Umfragetief und Wahlkampfstrategie
Schweitzer räumt ein, dass die aktuelle Umfragelage für die Koalition nicht ideal sei und die FDP es besonders schwer habe. Dennoch bleibt er gelassen und verweist auf die rheinland-pfälzische Tradition, dass die SPD vor Wahlen oft hinter der CDU liege und aufhole. Seine eigene Position macht er unmissverständlich klar: Er trete nicht als Juniorpartner an. „Ich bin Ministerpräsident. Das bin ich sehr gerne. Und das ist das, was ich in die Waagschale werfe“, erklärte er. Seine Botschaft an die Wähler: Wer seine Arbeit fortsetzen wolle, müsse die SPD auf Platz eins wählen.

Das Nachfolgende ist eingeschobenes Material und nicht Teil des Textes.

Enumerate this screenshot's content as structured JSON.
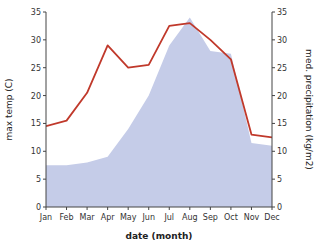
{
  "chart_data": {
    "type": "line",
    "categories": [
      "Jan",
      "Feb",
      "Mar",
      "Apr",
      "May",
      "Jun",
      "Jul",
      "Aug",
      "Sep",
      "Oct",
      "Nov",
      "Dec"
    ],
    "series": [
      {
        "type": "area",
        "color": "#c5cce8",
        "axis": "y2",
        "values": [
          7.5,
          7.5,
          8.0,
          9.0,
          14.0,
          20.0,
          29.0,
          34.0,
          28.0,
          27.5,
          11.5,
          11.0
        ]
      },
      {
        "type": "line",
        "color": "#c0392b",
        "values": [
          14.5,
          15.5,
          20.5,
          29.0,
          25.0,
          25.5,
          32.5,
          33.0,
          30.0,
          26.5,
          13.0,
          12.5
        ]
      }
    ],
    "x_label": "date (month)",
    "y_label": "max temp (C)",
    "y2_label": "med. precipitation (kg/m2)",
    "ylim": [
      0,
      35
    ],
    "yticks": [
      0,
      5,
      10,
      15,
      20,
      25,
      30,
      35
    ],
    "y2lim": [
      0,
      35
    ],
    "y2ticks": [
      0,
      5,
      10,
      15,
      20,
      25,
      30,
      35
    ],
    "grid": false
  }
}
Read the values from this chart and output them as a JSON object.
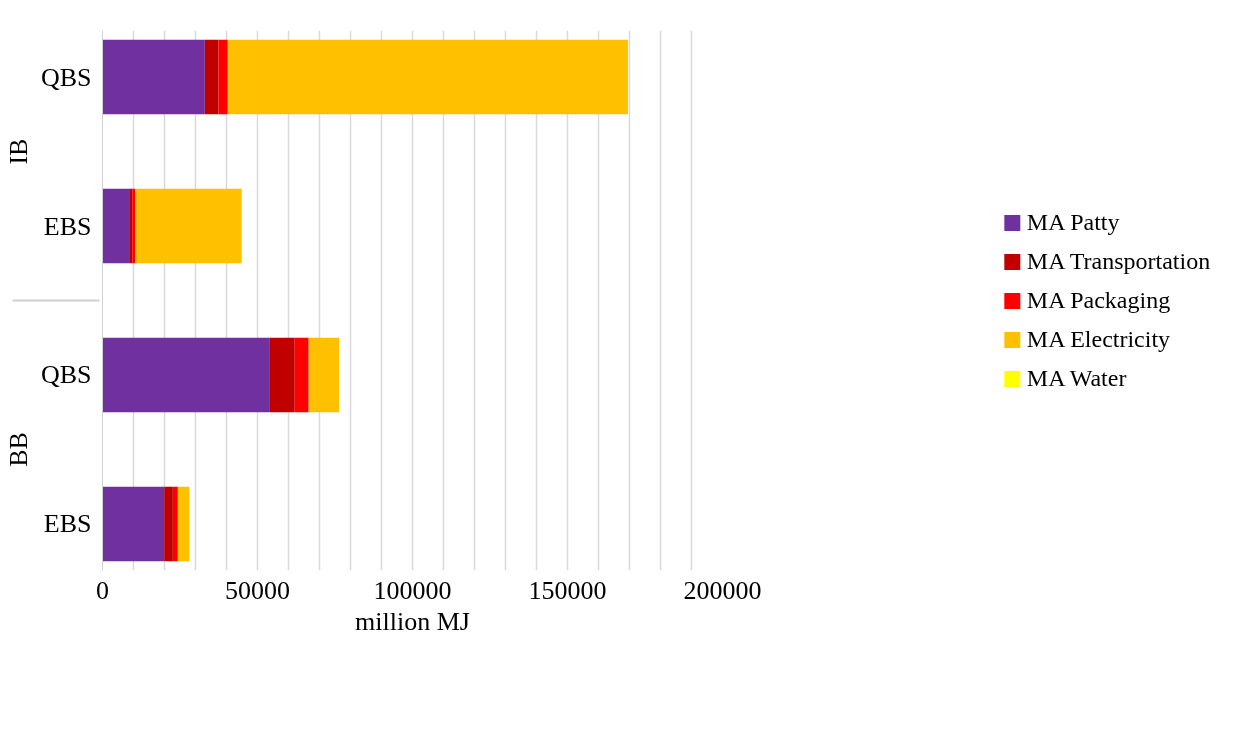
{
  "chart_data": {
    "type": "bar",
    "orientation": "horizontal",
    "stacked": true,
    "categories": [
      "QBS",
      "EBS",
      "QBS",
      "EBS"
    ],
    "annotations": [
      "IB",
      "BB"
    ],
    "xlabel": "million MJ",
    "xlim": [
      0,
      200000
    ],
    "xticks": [
      0,
      {
        "value": 10000,
        "label": null
      },
      {
        "value": 20000,
        "label": null
      },
      {
        "value": 30000,
        "label": null
      },
      {
        "value": 40000,
        "label": null
      },
      50000,
      {
        "value": 60000,
        "label": null
      },
      {
        "value": 70000,
        "label": null
      },
      {
        "value": 80000,
        "label": null
      },
      {
        "value": 90000,
        "label": null
      },
      100000,
      {
        "value": 110000,
        "label": null
      },
      {
        "value": 120000,
        "label": null
      },
      {
        "value": 130000,
        "label": null
      },
      {
        "value": 140000,
        "label": null
      },
      150000,
      {
        "value": 160000,
        "label": null
      },
      {
        "value": 170000,
        "label": null
      },
      {
        "value": 180000,
        "label": null
      },
      {
        "value": 190000,
        "label": null
      },
      200000
    ],
    "grid": "x",
    "legend": "right",
    "series": [
      {
        "name": "MA Patty",
        "color": "#7030a0",
        "values": [
          33000,
          8600,
          54000,
          19900
        ]
      },
      {
        "name": "MA Transportation",
        "color": "#c00000",
        "values": [
          4400,
          1000,
          8000,
          2800
        ]
      },
      {
        "name": "MA Packaging",
        "color": "#ff0000",
        "values": [
          3000,
          900,
          4500,
          1600
        ]
      },
      {
        "name": "MA Electricity",
        "color": "#ffc000",
        "values": [
          129100,
          34400,
          9800,
          3700
        ]
      },
      {
        "name": "MA Water",
        "color": "#ffff00",
        "values": [
          0,
          0,
          0,
          0
        ]
      }
    ]
  }
}
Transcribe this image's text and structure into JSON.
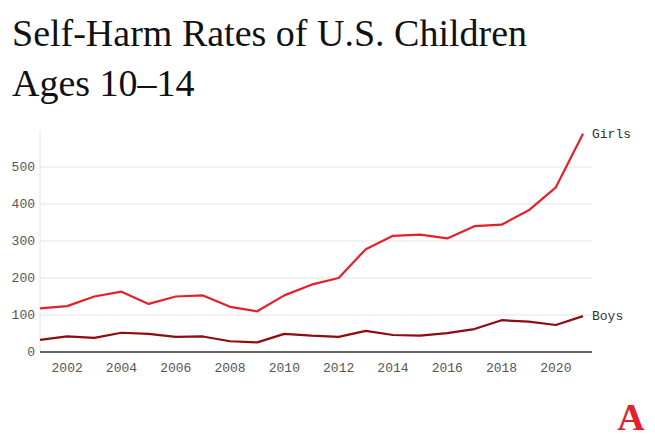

Konzeptionelle Abgrenzungen
Eine Zusammenarbeit mit der Linkspartei schließt Schweitzer zwar nicht explizit aus, geht aber davon aus, dass diese gar nicht erst im Landtag vertreten sein wird. Die AfD hingegen kommt für ihn nicht in Frage: „Mit denen geht nichts, mit denen werden wir nichts tun.“ Für Rheinland-Pfalz spricht er sich für eine „starke Mehrheit der demokratischen Mitte“ aus.
Bundespolitisch äußert sich Schweitzer versöhnlich. Er lobt die außenpolitische Arbeit von Bundeskanzler Olaf Scholz und wünscht ihm auch innenpolitischen Erfolg. Verbesserungsbedarf sieht er jedoch bei der Digitalisierung und Staatsmodernisierung. Bei der Erbschaftsteuer betont er die Notwendigkeit von mittelstandsfreundlichen Lösungen, lehnt jedoch Steuerentlastungen ohne klare Gegenfinanzierung ab. „Wer entlastet, muss auch die Finanzierungsfrage beantworten. Sonst wird kein Schuh draus“, so Schweitzer.